Personalities

Letters from Edinburgh: London Calling

In the third installment of her letters from Scotland, our writer, who is living in Edinburgh for a year, visits London, where she fights crowds and considers looting the British Museum.

I’m on the train from Edinburgh to London and I can’t stop checking my backpack to make sure I have my passport and plane ticket to Italy. I’ll be in London for a few days to visit my family and see the city before flying into Milan, where I’ll bounce around until I have to be back in Edinburgh for when the term starts up in early January. My excitement for traveling alone is muddied only by a persistent anxiety. Consequently, I’m ready to confiscate any mobile phone with a tacky ring tone. Every sound is amplified, every movement excessive.

 

* * *


London is massive—just massive. More people live in London then in the whole of Scotland and I have a clear sense of this the moment I leave Kings Cross Station for the Underground. Taxis, red double-deckers, and cars congest the roads; prams, shopping bags, and people overflow the sidewalks, spilling out onto the intersections. Big stone buildings with decorative black iron terraces line the streets, looking important and dignified. The city is incredible; it’s smart and energetic and has all this grandeur without being grandiose.

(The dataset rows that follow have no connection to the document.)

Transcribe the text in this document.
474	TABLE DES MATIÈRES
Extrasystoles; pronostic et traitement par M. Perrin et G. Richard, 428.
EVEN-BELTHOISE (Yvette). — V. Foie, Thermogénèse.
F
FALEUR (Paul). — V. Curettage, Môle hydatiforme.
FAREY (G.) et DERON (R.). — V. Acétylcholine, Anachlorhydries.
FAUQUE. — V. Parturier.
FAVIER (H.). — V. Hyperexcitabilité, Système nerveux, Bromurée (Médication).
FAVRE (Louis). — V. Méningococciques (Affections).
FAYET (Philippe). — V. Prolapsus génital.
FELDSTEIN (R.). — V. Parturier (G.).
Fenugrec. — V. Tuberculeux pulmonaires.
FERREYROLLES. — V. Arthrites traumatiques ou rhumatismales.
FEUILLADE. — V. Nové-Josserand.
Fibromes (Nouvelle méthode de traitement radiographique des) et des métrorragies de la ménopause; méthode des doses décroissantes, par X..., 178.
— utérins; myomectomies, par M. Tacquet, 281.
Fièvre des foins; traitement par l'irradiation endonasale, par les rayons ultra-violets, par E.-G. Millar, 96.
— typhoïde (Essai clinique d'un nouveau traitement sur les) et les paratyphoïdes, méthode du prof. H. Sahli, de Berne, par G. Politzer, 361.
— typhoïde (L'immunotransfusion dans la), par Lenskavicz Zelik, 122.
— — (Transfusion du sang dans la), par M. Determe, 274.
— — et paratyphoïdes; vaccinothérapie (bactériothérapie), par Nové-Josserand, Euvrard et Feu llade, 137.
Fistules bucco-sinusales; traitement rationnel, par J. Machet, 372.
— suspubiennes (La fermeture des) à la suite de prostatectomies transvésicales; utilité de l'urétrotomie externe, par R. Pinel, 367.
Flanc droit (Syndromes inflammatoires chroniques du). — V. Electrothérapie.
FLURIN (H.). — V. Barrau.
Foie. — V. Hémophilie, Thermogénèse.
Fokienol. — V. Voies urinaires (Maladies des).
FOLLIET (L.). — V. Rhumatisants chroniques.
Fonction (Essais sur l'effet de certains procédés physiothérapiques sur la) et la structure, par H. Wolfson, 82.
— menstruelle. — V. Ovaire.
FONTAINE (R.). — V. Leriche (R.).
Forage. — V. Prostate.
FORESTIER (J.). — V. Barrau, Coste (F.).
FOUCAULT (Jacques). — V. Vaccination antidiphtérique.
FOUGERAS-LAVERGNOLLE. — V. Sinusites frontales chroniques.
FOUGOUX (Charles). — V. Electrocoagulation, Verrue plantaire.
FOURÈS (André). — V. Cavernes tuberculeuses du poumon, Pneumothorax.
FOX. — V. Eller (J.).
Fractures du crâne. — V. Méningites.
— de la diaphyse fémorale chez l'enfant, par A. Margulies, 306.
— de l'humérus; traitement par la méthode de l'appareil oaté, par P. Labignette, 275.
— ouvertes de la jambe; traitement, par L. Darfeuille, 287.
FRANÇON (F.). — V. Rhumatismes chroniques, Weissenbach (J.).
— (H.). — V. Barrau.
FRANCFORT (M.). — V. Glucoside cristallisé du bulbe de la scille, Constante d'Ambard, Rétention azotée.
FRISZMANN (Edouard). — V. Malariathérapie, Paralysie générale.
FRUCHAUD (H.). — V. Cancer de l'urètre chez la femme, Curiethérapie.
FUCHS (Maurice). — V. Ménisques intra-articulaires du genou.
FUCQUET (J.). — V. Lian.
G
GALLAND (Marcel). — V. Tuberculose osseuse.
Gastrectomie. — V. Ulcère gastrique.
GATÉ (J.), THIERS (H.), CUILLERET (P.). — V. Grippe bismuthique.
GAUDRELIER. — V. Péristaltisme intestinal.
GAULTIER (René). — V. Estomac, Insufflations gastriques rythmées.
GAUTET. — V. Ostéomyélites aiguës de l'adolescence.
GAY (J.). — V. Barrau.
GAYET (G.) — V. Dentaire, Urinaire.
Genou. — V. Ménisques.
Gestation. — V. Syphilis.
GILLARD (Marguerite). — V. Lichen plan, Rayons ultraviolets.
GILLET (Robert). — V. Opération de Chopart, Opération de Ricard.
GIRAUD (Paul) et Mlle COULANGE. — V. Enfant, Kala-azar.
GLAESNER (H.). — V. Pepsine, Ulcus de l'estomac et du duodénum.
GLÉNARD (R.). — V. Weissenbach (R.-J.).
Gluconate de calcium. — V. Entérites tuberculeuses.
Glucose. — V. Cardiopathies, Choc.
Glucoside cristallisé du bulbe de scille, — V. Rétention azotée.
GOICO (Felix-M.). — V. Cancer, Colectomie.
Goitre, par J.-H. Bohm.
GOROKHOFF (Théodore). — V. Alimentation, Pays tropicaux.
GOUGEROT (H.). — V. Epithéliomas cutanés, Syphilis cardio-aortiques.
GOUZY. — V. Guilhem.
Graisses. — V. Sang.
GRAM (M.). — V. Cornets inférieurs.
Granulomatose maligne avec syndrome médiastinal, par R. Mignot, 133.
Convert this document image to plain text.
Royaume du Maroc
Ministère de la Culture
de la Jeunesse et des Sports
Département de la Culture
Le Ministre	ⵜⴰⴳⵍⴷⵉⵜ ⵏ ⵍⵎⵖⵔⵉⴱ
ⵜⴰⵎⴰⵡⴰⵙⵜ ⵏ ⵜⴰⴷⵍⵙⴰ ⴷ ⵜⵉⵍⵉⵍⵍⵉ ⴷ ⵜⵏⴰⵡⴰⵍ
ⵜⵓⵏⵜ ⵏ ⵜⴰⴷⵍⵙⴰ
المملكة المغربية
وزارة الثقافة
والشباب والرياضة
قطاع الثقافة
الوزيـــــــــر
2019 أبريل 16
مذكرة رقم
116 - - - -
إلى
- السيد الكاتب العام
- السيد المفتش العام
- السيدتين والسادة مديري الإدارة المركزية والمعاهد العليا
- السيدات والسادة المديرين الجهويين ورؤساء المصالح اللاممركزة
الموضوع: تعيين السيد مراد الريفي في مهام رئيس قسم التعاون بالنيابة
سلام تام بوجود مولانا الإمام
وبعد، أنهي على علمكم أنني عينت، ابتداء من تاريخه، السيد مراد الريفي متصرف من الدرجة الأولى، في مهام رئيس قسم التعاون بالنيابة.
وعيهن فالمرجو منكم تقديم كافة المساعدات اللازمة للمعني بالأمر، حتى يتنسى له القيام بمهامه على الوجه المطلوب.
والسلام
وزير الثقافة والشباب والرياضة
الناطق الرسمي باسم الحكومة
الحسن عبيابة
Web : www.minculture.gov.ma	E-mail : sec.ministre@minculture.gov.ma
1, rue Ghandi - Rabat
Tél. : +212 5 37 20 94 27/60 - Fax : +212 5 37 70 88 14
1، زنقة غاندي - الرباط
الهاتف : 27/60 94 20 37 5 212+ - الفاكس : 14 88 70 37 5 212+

I meet up with my family at a hotel in the Bayswater area, near Paddington Station. My mother and brother are completely knocked out by jet lag, so I decide to take a long walk through the paths of Kensington Gardens and Hyde Park. The pigeons are out and about; the air is sharp and cold. Past the Italian fountains, ducks with oily green heads and prominent gold beaks wave patterns in the pond, their heads poking out of the water like ornate door handles. Swans coast effortlessly across the water beyond the Serpentine Gallery, judging passing runners in leggings. At sunset my hands are growing numb. I see three strips of orange-pink oil paint hang in the sky, gathering thick at the edge of the horizon.

 

* * *


I’m sprawled out on the concrete floor of Turbine Hall in the Tate Modern, staring up at myself on the large mirrored ceiling hundreds of meters above my head. Some kids toward the back of the hall are spelling out ‘FUCK’ with their bodies and there is a group of five middle-aged men far to my left shaping out a star with their legs. Turbine Hall houses The Weather Project, an installation by Olafur Eliasson ; it is a huge, open industrial space kept dark with the exception of a large semicircular yellow light—a sun within a stone’s throw. Hot mist moves above, making the mirrors appear to ripple with heat. Everyone is basking in the glow like lunatic sunbathers confined to the set of a Fritz Lang film. High up on the mirror, I look like a mirage trembling in the heat even though it’s freezing lying on the concrete. I lose myself and start making a snow angel.

 

* * *


There is a skeleton on the upper floor of the British Museum that looks like the turkey leftovers I see every time I open the refrigerator door in the days following Thanksgiving. It’s doubled up on a basketwork coffin from Tarkhan, Egypt, and dates back to 2950 BC. Desert conditions preserve remains pretty well.

Floating from room to room, the objects, materials, and origins read like a list poem—jar broach bracelet—limestone sandstone bloodstone schist—Greece Rome Minoa Mesopotamia. The British Museum is mind-blowing; the amount of fascinating things they have there is incomprehensible. I spend an entire afternoon there and never even make it through a third of the collections. Though I’m well aware that most of the stuff there was at one time or another nicked from its respective country, I can say that at the very least the British Museum is taking top-notch care of it. Set in temperature- and light-controlled glass barriers, all the treasures are safe from people who would spring at the chance to cradle a calcite Cycladic sculpture, pluck a medieval lyre, and wield a Celtic sword. Yes: people like me.

 

* * *


There’s too much to see in London, too much to do. There are also too many people. On the streets, fighting my way through the crowds—I can’t fathom having to do this everyday. I don’t want to have to strategize how to get to the other side of the street or dodge old women with umbrellas like medieval ball flails in the rain. But when I’m looking down on it all while drinking tea in an upstairs used-bookstore café on Charing Cross Road, I understand why so many people choose to live here, which is why I have to figure out a way to come back and perhaps live here for a bit or even indefinitely. I’m up for trying both.

 

* * *


In a few days I depart for Italy. Although the anxiety hasn’t left me, the excitement is elbowing its way back to the middle of my chest enough that I can feel it when I breathe. There’s no set schedule for Italy; however, I do plan to be in Florence by Christmas. Everything will be closed so I figure I’ll wake up and take a walk around the city at its least busiest moments. But beyond that I have no agenda—just a ticket to Milan, a rail pass to any three cities, a big book to read, and a lot of time on my hands.